Issues nag 'Agent Orange' settlement

Between 1962 and 1971, United States C-123 cargo planes sprayed 10 million gallons of the herbicide ''Agent Orange'' on the lush Vietnamese jungle. Bald patches left by the chemical are visible today from US photo satellites. The debate over its effects on US forces has proved similarly long-lasting.

Yet after a decade, there has been sudden progress towards solving the Agent Orange controversy.

The settlement of a mammoth Agent Orange lawsuit, announced Monday, ''is a big first step'' toward ending this intractable legacy of Vietnam, says Bart Stichman, litigation director of the Vietnam Veterans of America.

Still unsolved are scientific questions about the exact effect of Agent Orange on humans, and the difficult matter of what the US government owes those who feel exposure to Agent Orange has affected their health.

Agent Orange was not, in fact, orange. Its slightly insidious-sounding nickname came from the orange stripe around the 55-gallon drums it traveled in.

And it is not the chemical itself, in its pure state, that has engendered such lasting controversy. Rather, it is an impurity that batches of Agent Orange usually contained - dioxin - that has come under close scrutiny.

Dioxin is one of the most lethal substances known, analysts say. Thousands of veterans believe that exposure to the dioxin has caused a host of illnesses in themselves, and birth defects in their children.

In a class-action suit dating from the late '70s,these vets sued the manufacturers of Agent Orange - seven chemical companies, including Dow Chemical Corporation and Monsanto Corporation - for damages. Involving some 16,000 vets and with potential damages running into billions of dollars, it was perhaps the largest product-liability lawsuit ever filed.

But hours before jury selection was to begin May 7, lawyers for the vets and chemical companies reached a settlement. It establishes a $180 million fund to compensate veterans for health problems they claim are caused by Agent Orange.

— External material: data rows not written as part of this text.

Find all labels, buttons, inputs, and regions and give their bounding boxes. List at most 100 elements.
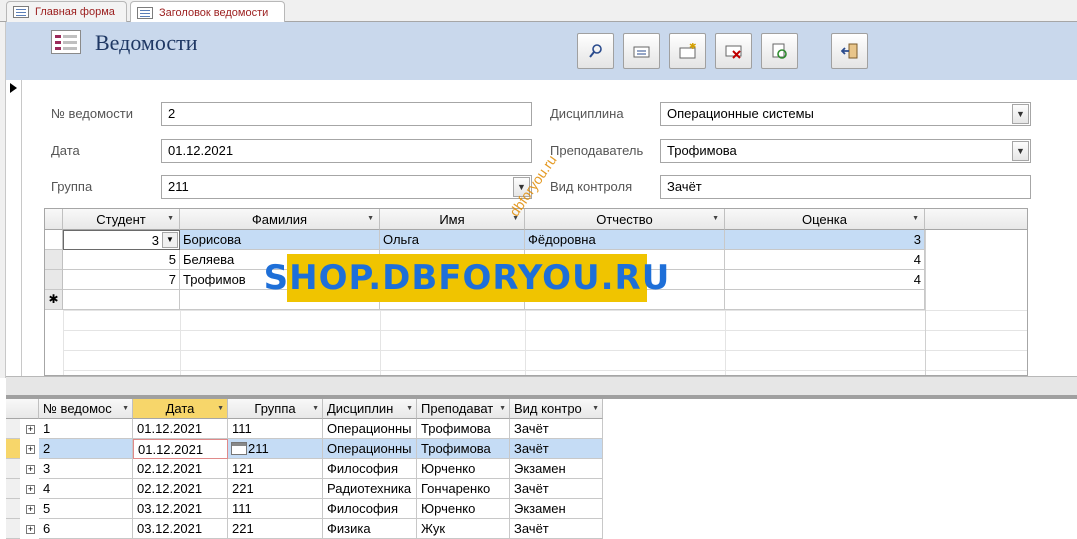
document-tab-bar: Главная форма Заголовок ведомости bbox=[0, 0, 1077, 23]
table-cell[interactable]: Зачёт bbox=[510, 519, 603, 539]
delete-record-button[interactable] bbox=[715, 33, 752, 69]
expand-icon[interactable]: + bbox=[26, 505, 35, 514]
table-cell[interactable]: 2 bbox=[39, 439, 133, 459]
table-cell[interactable]: 7 bbox=[63, 270, 180, 290]
table-cell[interactable]: Юрченко bbox=[417, 499, 510, 519]
row-selector[interactable] bbox=[45, 230, 63, 250]
table-cell[interactable]: 121 bbox=[228, 459, 323, 479]
table-cell[interactable]: Трофимова bbox=[417, 439, 510, 459]
table-cell[interactable]: Зачёт bbox=[510, 439, 603, 459]
grid-line bbox=[380, 310, 381, 375]
table-cell[interactable]: Философия bbox=[323, 459, 417, 479]
search-button[interactable] bbox=[577, 33, 614, 69]
new-record-button[interactable] bbox=[623, 33, 660, 69]
table-cell[interactable]: 02.12.2021 bbox=[133, 479, 228, 499]
row-selector[interactable] bbox=[6, 459, 20, 479]
tab-main-form[interactable]: Главная форма bbox=[6, 1, 127, 22]
table-cell[interactable]: 5 bbox=[63, 250, 180, 270]
date-cell-editing[interactable]: 01.12.2021 bbox=[133, 439, 228, 459]
column-header-discipline[interactable]: Дисциплин ▼ bbox=[323, 399, 417, 419]
number-label: № ведомости bbox=[51, 106, 133, 121]
column-header-teacher[interactable]: Преподават ▼ bbox=[417, 399, 510, 419]
date-field[interactable]: 01.12.2021 bbox=[161, 139, 532, 163]
teacher-combobox[interactable]: Трофимова ▼ bbox=[660, 139, 1031, 163]
column-header-grade[interactable]: Оценка ▼ bbox=[725, 209, 925, 230]
chevron-down-icon[interactable]: ▼ bbox=[1012, 141, 1029, 161]
table-cell[interactable]: Зачёт bbox=[510, 419, 603, 439]
column-header-surname[interactable]: Фамилия ▼ bbox=[180, 209, 380, 230]
chevron-down-icon[interactable]: ▼ bbox=[1012, 104, 1029, 124]
column-header-control[interactable]: Вид контро ▼ bbox=[510, 399, 603, 419]
table-cell[interactable]: 5 bbox=[39, 499, 133, 519]
table-cell[interactable]: Радиотехника bbox=[323, 479, 417, 499]
row-selector[interactable] bbox=[6, 419, 20, 439]
new-row-cell[interactable] bbox=[63, 290, 180, 310]
row-selector[interactable] bbox=[45, 270, 63, 290]
row-selector-current[interactable] bbox=[6, 439, 20, 459]
table-cell[interactable]: 1 bbox=[39, 419, 133, 439]
row-selector[interactable] bbox=[6, 479, 20, 499]
table-cell[interactable]: 221 bbox=[228, 519, 323, 539]
select-all-corner[interactable] bbox=[6, 399, 39, 419]
add-record-button[interactable]: ✱ bbox=[669, 33, 706, 69]
row-selector[interactable] bbox=[6, 499, 20, 519]
expand-icon[interactable]: + bbox=[26, 425, 35, 434]
table-cell[interactable]: 4 bbox=[725, 250, 925, 270]
table-cell[interactable]: Физика bbox=[323, 519, 417, 539]
table-cell[interactable]: Операционны bbox=[323, 419, 417, 439]
table-cell[interactable]: 111 bbox=[228, 499, 323, 519]
group-combobox[interactable]: 211 ▼ bbox=[161, 175, 532, 199]
expand-icon[interactable]: + bbox=[26, 465, 35, 474]
table-cell[interactable]: 4 bbox=[39, 479, 133, 499]
column-header-name[interactable]: Имя ▼ bbox=[380, 209, 525, 230]
column-header-empty bbox=[925, 209, 1027, 230]
column-header-date[interactable]: Дата ▼ bbox=[133, 399, 228, 419]
table-cell[interactable]: 3 bbox=[725, 230, 925, 250]
column-header-patronymic[interactable]: Отчество ▼ bbox=[525, 209, 725, 230]
table-cell[interactable]: 4 bbox=[725, 270, 925, 290]
select-all-corner[interactable] bbox=[45, 209, 63, 230]
record-selector[interactable] bbox=[6, 80, 22, 376]
expand-icon[interactable]: + bbox=[26, 445, 35, 454]
number-field[interactable]: 2 bbox=[161, 102, 532, 126]
table-cell[interactable]: 3 bbox=[39, 459, 133, 479]
expand-icon[interactable]: + bbox=[26, 525, 35, 534]
grid-line bbox=[925, 230, 926, 375]
refresh-button[interactable] bbox=[761, 33, 798, 69]
table-cell[interactable]: 01.12.2021 bbox=[133, 419, 228, 439]
chevron-down-icon[interactable]: ▼ bbox=[162, 232, 178, 248]
column-header-group[interactable]: Группа ▼ bbox=[228, 399, 323, 419]
calendar-icon[interactable] bbox=[231, 442, 247, 455]
table-cell[interactable]: Философия bbox=[323, 499, 417, 519]
table-cell[interactable]: Ольга bbox=[380, 230, 525, 250]
table-cell[interactable]: Юрченко bbox=[417, 459, 510, 479]
watermark-banner: SHOP.DBFORYOU.RU bbox=[264, 254, 669, 302]
row-selector[interactable] bbox=[45, 250, 63, 270]
table-cell[interactable]: 111 bbox=[228, 419, 323, 439]
table-cell[interactable]: Фёдоровна bbox=[525, 230, 725, 250]
table-cell[interactable]: 03.12.2021 bbox=[133, 499, 228, 519]
table-cell[interactable]: Экзамен bbox=[510, 459, 603, 479]
column-header-number[interactable]: № ведомос ▼ bbox=[39, 399, 133, 419]
discipline-combobox[interactable]: Операционные системы ▼ bbox=[660, 102, 1031, 126]
table-cell[interactable]: Борисова bbox=[180, 230, 380, 250]
column-header-student[interactable]: Студент ▼ bbox=[63, 209, 180, 230]
table-cell[interactable]: Жук bbox=[417, 519, 510, 539]
split-form-divider[interactable] bbox=[6, 376, 1077, 399]
row-selector[interactable] bbox=[6, 519, 20, 539]
new-row-cell[interactable] bbox=[725, 290, 925, 310]
table-cell[interactable]: Гончаренко bbox=[417, 479, 510, 499]
table-cell[interactable]: Экзамен bbox=[510, 499, 603, 519]
tab-statement-header[interactable]: Заголовок ведомости bbox=[130, 1, 285, 23]
exit-button[interactable] bbox=[831, 33, 868, 69]
table-cell[interactable]: Трофимова bbox=[417, 419, 510, 439]
table-cell[interactable]: 03.12.2021 bbox=[133, 519, 228, 539]
expand-icon[interactable]: + bbox=[26, 485, 35, 494]
table-cell[interactable]: 221 bbox=[228, 479, 323, 499]
control-field[interactable]: Зачёт bbox=[660, 175, 1031, 199]
table-cell[interactable]: 6 bbox=[39, 519, 133, 539]
new-row-icon[interactable]: ✱ bbox=[45, 290, 63, 310]
table-cell[interactable]: 02.12.2021 bbox=[133, 459, 228, 479]
table-cell[interactable]: Зачёт bbox=[510, 479, 603, 499]
table-cell[interactable]: Операционны bbox=[323, 439, 417, 459]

The firms say the settlement was not an admission of guilt. Dow Chemical ''has not altered its belief that Agent Orange is not a plausible cause'' of vets' problems, says company spokesman Robert Charlton.

But a number of sources who have followed the issue say the large sum involved gives a stamp of legitimacy to the vets' complaints.

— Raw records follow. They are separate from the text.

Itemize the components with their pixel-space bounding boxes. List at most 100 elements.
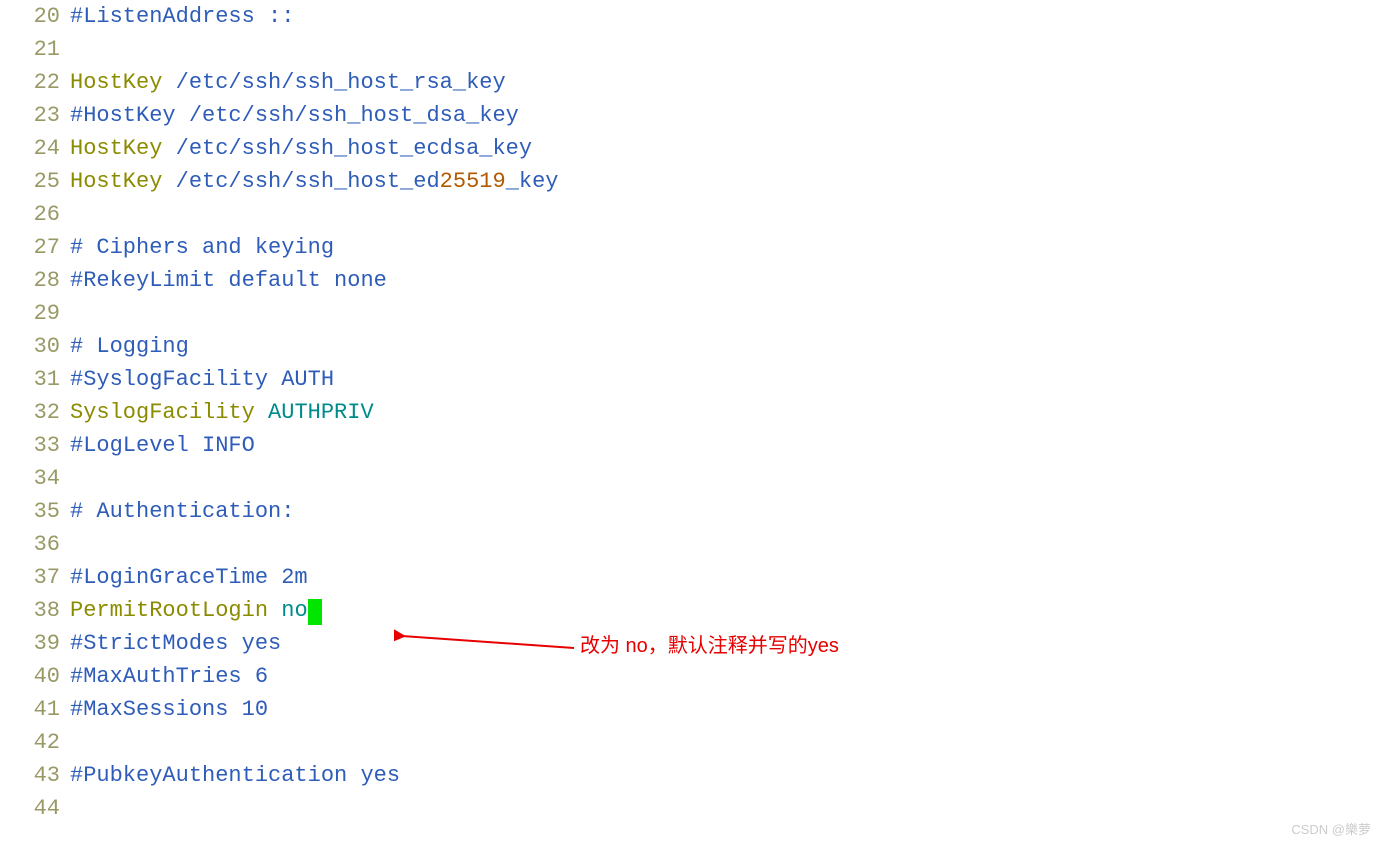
token-value: /etc/ssh/ssh_host_ed xyxy=(162,169,439,194)
line-number: 38 xyxy=(0,594,60,627)
code-line[interactable]: 20#ListenAddress :: xyxy=(0,0,1381,33)
code-content[interactable] xyxy=(60,792,70,825)
token-directive: SyslogFacility xyxy=(70,400,255,425)
code-line[interactable]: 34 xyxy=(0,462,1381,495)
code-line[interactable]: 29 xyxy=(0,297,1381,330)
token-comment: #MaxSessions 10 xyxy=(70,697,268,722)
code-content[interactable]: # Ciphers and keying xyxy=(60,231,334,264)
code-content[interactable] xyxy=(60,726,70,759)
code-line[interactable]: 27# Ciphers and keying xyxy=(0,231,1381,264)
line-number: 39 xyxy=(0,627,60,660)
token-comment: #SyslogFacility AUTH xyxy=(70,367,334,392)
text-cursor xyxy=(308,599,322,625)
token-directive: HostKey xyxy=(70,70,162,95)
code-line[interactable]: 31 #SyslogFacility AUTH xyxy=(0,363,1381,396)
code-content[interactable]: #ListenAddress :: xyxy=(60,0,294,33)
line-number: 24 xyxy=(0,132,60,165)
code-content[interactable]: #SyslogFacility AUTH xyxy=(60,363,334,396)
token-number: 25519 xyxy=(440,169,506,194)
code-content[interactable] xyxy=(60,528,70,561)
code-line[interactable]: 37#LoginGraceTime 2m xyxy=(0,561,1381,594)
line-number: 31 xyxy=(0,363,60,396)
code-content[interactable]: SyslogFacility AUTHPRIV xyxy=(60,396,374,429)
code-line[interactable]: 36 xyxy=(0,528,1381,561)
code-line[interactable]: 41 #MaxSessions 10 xyxy=(0,693,1381,726)
token-value: /etc/ssh/ssh_host_rsa_key xyxy=(162,70,505,95)
token-comment: #StrictModes yes xyxy=(70,631,281,656)
code-content[interactable]: # Logging xyxy=(60,330,189,363)
code-content[interactable]: #PubkeyAuthentication yes xyxy=(60,759,400,792)
code-content[interactable] xyxy=(60,33,70,66)
token-value: /etc/ssh/ssh_host_ecdsa_key xyxy=(162,136,532,161)
code-line[interactable]: 35 # Authentication: xyxy=(0,495,1381,528)
line-number: 26 xyxy=(0,198,60,231)
token-value: _key xyxy=(506,169,559,194)
token-comment: #LogLevel INFO xyxy=(70,433,255,458)
token-keyword: AUTHPRIV xyxy=(268,400,374,425)
line-number: 37 xyxy=(0,561,60,594)
token-comment: # Ciphers and keying xyxy=(70,235,334,260)
code-line[interactable]: 44 xyxy=(0,792,1381,825)
line-number: 33 xyxy=(0,429,60,462)
line-number: 28 xyxy=(0,264,60,297)
code-content[interactable]: #LoginGraceTime 2m xyxy=(60,561,308,594)
line-number: 35 xyxy=(0,495,60,528)
line-number: 40 xyxy=(0,660,60,693)
line-number: 41 xyxy=(0,693,60,726)
code-line[interactable]: 32SyslogFacility AUTHPRIV xyxy=(0,396,1381,429)
code-line[interactable]: 33 #LogLevel INFO xyxy=(0,429,1381,462)
code-line[interactable]: 22HostKey /etc/ssh/ssh_host_rsa_key xyxy=(0,66,1381,99)
code-content[interactable]: HostKey /etc/ssh/ssh_host_rsa_key xyxy=(60,66,506,99)
line-number: 29 xyxy=(0,297,60,330)
code-line[interactable]: 43 #PubkeyAuthentication yes xyxy=(0,759,1381,792)
line-number: 32 xyxy=(0,396,60,429)
token-directive: HostKey xyxy=(70,169,162,194)
line-number: 23 xyxy=(0,99,60,132)
line-number: 44 xyxy=(0,792,60,825)
token-directive: HostKey xyxy=(70,136,162,161)
line-number: 30 xyxy=(0,330,60,363)
line-number: 43 xyxy=(0,759,60,792)
line-number: 34 xyxy=(0,462,60,495)
code-line[interactable]: 38PermitRootLogin no xyxy=(0,594,1381,627)
token-comment: #ListenAddress :: xyxy=(70,4,294,29)
code-line[interactable]: 25HostKey /etc/ssh/ssh_host_ed25519_key xyxy=(0,165,1381,198)
code-content[interactable]: #MaxSessions 10 xyxy=(60,693,268,726)
line-number: 42 xyxy=(0,726,60,759)
token-comment: # Authentication: xyxy=(70,499,294,524)
line-number: 36 xyxy=(0,528,60,561)
code-content[interactable]: #HostKey /etc/ssh/ssh_host_dsa_key xyxy=(60,99,519,132)
token-keyword: no xyxy=(281,598,307,623)
code-content[interactable]: #StrictModes yes xyxy=(60,627,281,660)
line-number: 22 xyxy=(0,66,60,99)
code-line[interactable]: 23 #HostKey /etc/ssh/ssh_host_dsa_key xyxy=(0,99,1381,132)
code-content[interactable]: #MaxAuthTries 6 xyxy=(60,660,268,693)
code-line[interactable]: 21 xyxy=(0,33,1381,66)
code-line[interactable]: 26 xyxy=(0,198,1381,231)
line-number: 25 xyxy=(0,165,60,198)
code-content[interactable] xyxy=(60,198,70,231)
code-line[interactable]: 39 #StrictModes yes xyxy=(0,627,1381,660)
code-line[interactable]: 42 xyxy=(0,726,1381,759)
token-directive: PermitRootLogin xyxy=(70,598,268,623)
code-editor[interactable]: 20#ListenAddress ::2122HostKey /etc/ssh/… xyxy=(0,0,1381,825)
token-value xyxy=(255,400,268,425)
token-comment: #HostKey /etc/ssh/ssh_host_dsa_key xyxy=(70,103,519,128)
token-value xyxy=(268,598,281,623)
code-content[interactable]: #RekeyLimit default none xyxy=(60,264,387,297)
code-line[interactable]: 40 #MaxAuthTries 6 xyxy=(0,660,1381,693)
token-comment: #MaxAuthTries 6 xyxy=(70,664,268,689)
token-comment: #RekeyLimit default none xyxy=(70,268,387,293)
line-number: 21 xyxy=(0,33,60,66)
code-content[interactable] xyxy=(60,297,70,330)
code-content[interactable]: PermitRootLogin no xyxy=(60,594,322,627)
code-line[interactable]: 30# Logging xyxy=(0,330,1381,363)
code-content[interactable]: HostKey /etc/ssh/ssh_host_ed25519_key xyxy=(60,165,559,198)
code-content[interactable]: #LogLevel INFO xyxy=(60,429,255,462)
code-content[interactable] xyxy=(60,462,70,495)
code-content[interactable]: HostKey /etc/ssh/ssh_host_ecdsa_key xyxy=(60,132,532,165)
token-comment: #PubkeyAuthentication yes xyxy=(70,763,400,788)
code-content[interactable]: # Authentication: xyxy=(60,495,294,528)
code-line[interactable]: 24HostKey /etc/ssh/ssh_host_ecdsa_key xyxy=(0,132,1381,165)
code-line[interactable]: 28 #RekeyLimit default none xyxy=(0,264,1381,297)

''In effect, the companies are admitting they're liable,'' says one congressional source.

Details of how the money will be dispensed must still be worked out. Some veteran groups worry that the funds won't be enough to go around. Bart Stichman of the Vietnam Vets of America figures it allots about $9,000 per individual covered by the class-action lawsuit.

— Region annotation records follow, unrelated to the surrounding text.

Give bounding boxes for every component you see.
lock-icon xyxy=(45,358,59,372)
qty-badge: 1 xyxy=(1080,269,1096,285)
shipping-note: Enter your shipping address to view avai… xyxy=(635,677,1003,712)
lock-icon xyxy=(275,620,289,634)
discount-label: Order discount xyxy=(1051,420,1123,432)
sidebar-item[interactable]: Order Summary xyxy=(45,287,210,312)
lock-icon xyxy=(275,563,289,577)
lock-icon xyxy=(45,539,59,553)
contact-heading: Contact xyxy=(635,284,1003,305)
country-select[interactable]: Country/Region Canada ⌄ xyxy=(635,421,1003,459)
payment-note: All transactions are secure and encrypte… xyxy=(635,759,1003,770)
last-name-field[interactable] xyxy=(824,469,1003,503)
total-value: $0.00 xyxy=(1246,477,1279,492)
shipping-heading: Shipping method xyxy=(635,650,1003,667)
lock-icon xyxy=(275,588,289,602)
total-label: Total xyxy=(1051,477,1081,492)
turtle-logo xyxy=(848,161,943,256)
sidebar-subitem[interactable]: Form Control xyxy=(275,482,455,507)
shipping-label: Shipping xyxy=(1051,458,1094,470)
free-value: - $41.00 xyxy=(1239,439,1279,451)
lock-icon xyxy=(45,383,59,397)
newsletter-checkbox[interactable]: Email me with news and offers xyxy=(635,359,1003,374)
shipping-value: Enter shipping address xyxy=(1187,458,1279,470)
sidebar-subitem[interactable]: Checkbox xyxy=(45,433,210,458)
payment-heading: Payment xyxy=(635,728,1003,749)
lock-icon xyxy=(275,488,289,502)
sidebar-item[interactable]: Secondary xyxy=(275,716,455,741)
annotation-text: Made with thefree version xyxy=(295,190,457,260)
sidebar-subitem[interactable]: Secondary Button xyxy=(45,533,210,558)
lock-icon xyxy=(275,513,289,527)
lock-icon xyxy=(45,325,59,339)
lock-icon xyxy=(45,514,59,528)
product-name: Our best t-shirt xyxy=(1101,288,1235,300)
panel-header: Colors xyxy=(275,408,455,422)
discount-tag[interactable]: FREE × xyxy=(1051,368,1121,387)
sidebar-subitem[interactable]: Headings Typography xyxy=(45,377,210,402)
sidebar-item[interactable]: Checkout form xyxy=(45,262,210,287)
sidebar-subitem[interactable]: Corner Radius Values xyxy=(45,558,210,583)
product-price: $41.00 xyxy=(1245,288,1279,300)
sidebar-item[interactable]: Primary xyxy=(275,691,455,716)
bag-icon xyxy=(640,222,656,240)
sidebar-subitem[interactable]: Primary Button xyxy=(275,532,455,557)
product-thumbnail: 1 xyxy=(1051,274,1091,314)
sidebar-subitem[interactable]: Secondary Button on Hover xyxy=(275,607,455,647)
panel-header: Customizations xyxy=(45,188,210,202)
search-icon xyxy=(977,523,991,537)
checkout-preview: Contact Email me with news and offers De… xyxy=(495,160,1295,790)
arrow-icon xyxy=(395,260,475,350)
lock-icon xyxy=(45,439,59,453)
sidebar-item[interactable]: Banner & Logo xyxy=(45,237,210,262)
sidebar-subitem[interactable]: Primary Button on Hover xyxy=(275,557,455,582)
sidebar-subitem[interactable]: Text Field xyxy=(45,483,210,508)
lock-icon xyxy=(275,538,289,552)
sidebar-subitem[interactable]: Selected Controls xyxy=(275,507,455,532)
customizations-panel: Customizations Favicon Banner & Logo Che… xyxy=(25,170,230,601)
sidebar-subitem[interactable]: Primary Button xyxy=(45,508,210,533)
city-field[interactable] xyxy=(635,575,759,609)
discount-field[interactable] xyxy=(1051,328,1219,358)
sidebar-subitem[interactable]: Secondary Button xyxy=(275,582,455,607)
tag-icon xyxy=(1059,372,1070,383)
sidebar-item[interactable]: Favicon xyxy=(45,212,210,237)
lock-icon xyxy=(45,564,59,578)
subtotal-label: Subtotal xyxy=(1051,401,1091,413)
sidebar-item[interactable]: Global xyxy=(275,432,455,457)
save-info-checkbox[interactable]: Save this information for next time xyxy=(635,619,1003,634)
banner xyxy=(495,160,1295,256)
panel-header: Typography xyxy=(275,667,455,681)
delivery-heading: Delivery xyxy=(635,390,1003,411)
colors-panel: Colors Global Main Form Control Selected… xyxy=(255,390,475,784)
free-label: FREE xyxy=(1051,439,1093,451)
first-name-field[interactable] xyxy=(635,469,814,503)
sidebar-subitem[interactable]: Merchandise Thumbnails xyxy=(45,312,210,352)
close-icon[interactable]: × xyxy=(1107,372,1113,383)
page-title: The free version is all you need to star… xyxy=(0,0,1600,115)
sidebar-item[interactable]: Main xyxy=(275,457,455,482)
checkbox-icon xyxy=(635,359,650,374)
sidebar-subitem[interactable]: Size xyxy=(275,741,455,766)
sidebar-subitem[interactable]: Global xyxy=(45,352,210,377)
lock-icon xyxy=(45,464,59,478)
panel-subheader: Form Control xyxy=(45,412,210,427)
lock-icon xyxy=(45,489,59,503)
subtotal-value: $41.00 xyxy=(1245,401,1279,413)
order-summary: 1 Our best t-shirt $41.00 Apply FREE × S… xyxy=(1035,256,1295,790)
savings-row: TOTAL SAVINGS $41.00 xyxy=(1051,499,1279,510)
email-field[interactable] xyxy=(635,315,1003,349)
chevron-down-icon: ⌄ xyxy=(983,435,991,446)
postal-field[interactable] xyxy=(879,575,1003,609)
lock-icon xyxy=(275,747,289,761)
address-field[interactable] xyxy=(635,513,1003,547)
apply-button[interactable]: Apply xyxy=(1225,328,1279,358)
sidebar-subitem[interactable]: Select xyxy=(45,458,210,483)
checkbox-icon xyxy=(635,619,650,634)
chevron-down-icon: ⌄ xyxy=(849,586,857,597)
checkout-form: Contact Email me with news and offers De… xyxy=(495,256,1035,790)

''Is the amount going to be adequate?'' he says. ''We don't know yet.''

And there is still a long way to go before the issue of Agent Orange is completely settled.

Despite thousands of studies of dioxin, scientists say, we don't yet know exactly how it affects humans. The lawsuit, even if carried to its conclusion, wouldn't have been able to establish more than a circumstantial link between Agent Orange and veterans' maladies.

''I'm not convinced by either those who say dioxin is the sole cause of their health problems, or by those who say it isn't the cause at all. The right experiments just haven't yet been done,'' says Harvard biochemist Matthew Meselson.

Establishing the effect of Agent Orange is made difficult by the fact that US forces in Vietnam were exposed to a whole host of dangerous substances. The wide range of illnesses vets lay to Agent Orange further complicates the investigation.

The most wide-ranging study yet done, an Air Force effort released in February, was inconclusive. Research sponsored by the Veterans Administration won't be finished until the end of the decade.

Also unsettled is whether the US government should set up its own mechanism for compensating veterans who were exposed to Agent Orange. On Jan. 30, the House passed a bill that would compensate all Vietnam veterans suffering from any of three maladies vets claim are caused by dioxin. The Congressional Budget Office predicts the bill would cost $25 million over five years.

The Senate may vote on a similar bill this summer. Another approach, advocated by Sen. Alan Simpson (R) of Wyoming, would consider claims on a case-by-case basis.